We must withdraw our support from the evil system, not merely withdraw our support from Microsoft. As Marina Kittaka wrote in 2020, we must divest from the video games industry. We must refuse to cooperate with evil. 

But writers, staff and freelance alike, must also pay rent, with different access to the support networks that have historically assisted striking workers or mass protest movements. As a freelancer, I have the freedom to not take up work that contributes to injustice. And as a freelancer, I see less and less work every month without putting this story in my portfolio. So yes, I will continue to edit articles about Xbox release dates when they come my way at the copyediting gig that pays my rent, but I understand myself guilty of breaching the boycott, and it is a contradiction I must live with. Not to excuse away the feeling of guilt under a mantra like "No ethical consumption under capitalism," but to gnaw at me from inside, to fuel me to make a different world beyond games where I do not have to live with this feeling anymore. 

It would be easier to follow our consciences if material conditions changed—but I cannot let capitalism shift responsibility to an amorphous other or a possible future we are all now responsible for. As Ben Ware writes in On Extinction: "If the future is to be salvaged and the dead time of the present to be redeemed, it will only be through the transformative agency of those who have learned how to take political sides.”

As a critic who works slowly outside of marketing cycles, who resists hype, I will continue to be vocal about the iniquity of the games industry and how games are made. I have published criticism over the past 18 months that calls attention to the genocide, and I will continue to. And to ensure to myself and my readers that my writing continues to work towards justice, boycotted games cannot themselves become the subject of my work. Mention is unavoidable if I am to properly offer context of the medium in my criticism, but acknowledgement of the boycott and the cause behind BDS’ call will accompany these references. Unlike a land acknowledgement, though, the content of what follows must be withdrawn from the evil system; it must show others the inevitability of liberation and justice in this world. But how?

Games journalists and critics are writers of and within empire. Therefore we must make the conditions for revolution inevitable, and we must see the liberation of the Palestinian people within our lifetime. There are many of you who know games are political and feel at a loss for what to do right now in ways greater than interpreting bulleted lists of correct behaviors, who cannot imagine that writing about games could at all align with moving the world towards justice. I am sure I am not the only one who has felt, at times, like my writing cannot do to the world what needs to be done. 

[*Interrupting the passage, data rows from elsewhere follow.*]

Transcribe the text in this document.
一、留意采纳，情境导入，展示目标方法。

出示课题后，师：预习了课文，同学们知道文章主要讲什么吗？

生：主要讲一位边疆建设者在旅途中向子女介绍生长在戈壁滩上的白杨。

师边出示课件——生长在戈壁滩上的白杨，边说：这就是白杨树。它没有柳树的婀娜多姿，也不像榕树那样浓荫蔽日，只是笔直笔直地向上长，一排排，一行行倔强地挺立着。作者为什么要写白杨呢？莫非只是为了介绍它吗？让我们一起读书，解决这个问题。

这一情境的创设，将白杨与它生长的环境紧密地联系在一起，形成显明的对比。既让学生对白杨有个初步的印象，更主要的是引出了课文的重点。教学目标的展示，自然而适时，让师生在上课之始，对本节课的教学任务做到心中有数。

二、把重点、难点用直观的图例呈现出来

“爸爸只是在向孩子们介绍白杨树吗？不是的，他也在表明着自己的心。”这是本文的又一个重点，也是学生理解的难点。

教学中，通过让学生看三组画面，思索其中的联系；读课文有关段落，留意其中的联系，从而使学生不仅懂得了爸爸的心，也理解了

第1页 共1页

But then I remember what others words have done for me already. In games, the words of Grace Benfell, Kaile Hultner, Jacob Geller, Jake Steinberg, and, after the first election of Donald Trump, Austin Walker, EIC of the week-old games vertical Waypoint, who wrote how games media could respond to a fascist’s rise to power: “It is also our goal to build a new lexicon inside of the gaming community. One that isn’t about reaching wider audiences with new stories, but one that will help us address our own failures, systemic and personal." If the second election of Donald Trump has taught us anything, it is that our writing must also do the work to shape how others understand the world. We can move with compassion and with interest when we write about games. We can share how we came to know what is inevitable.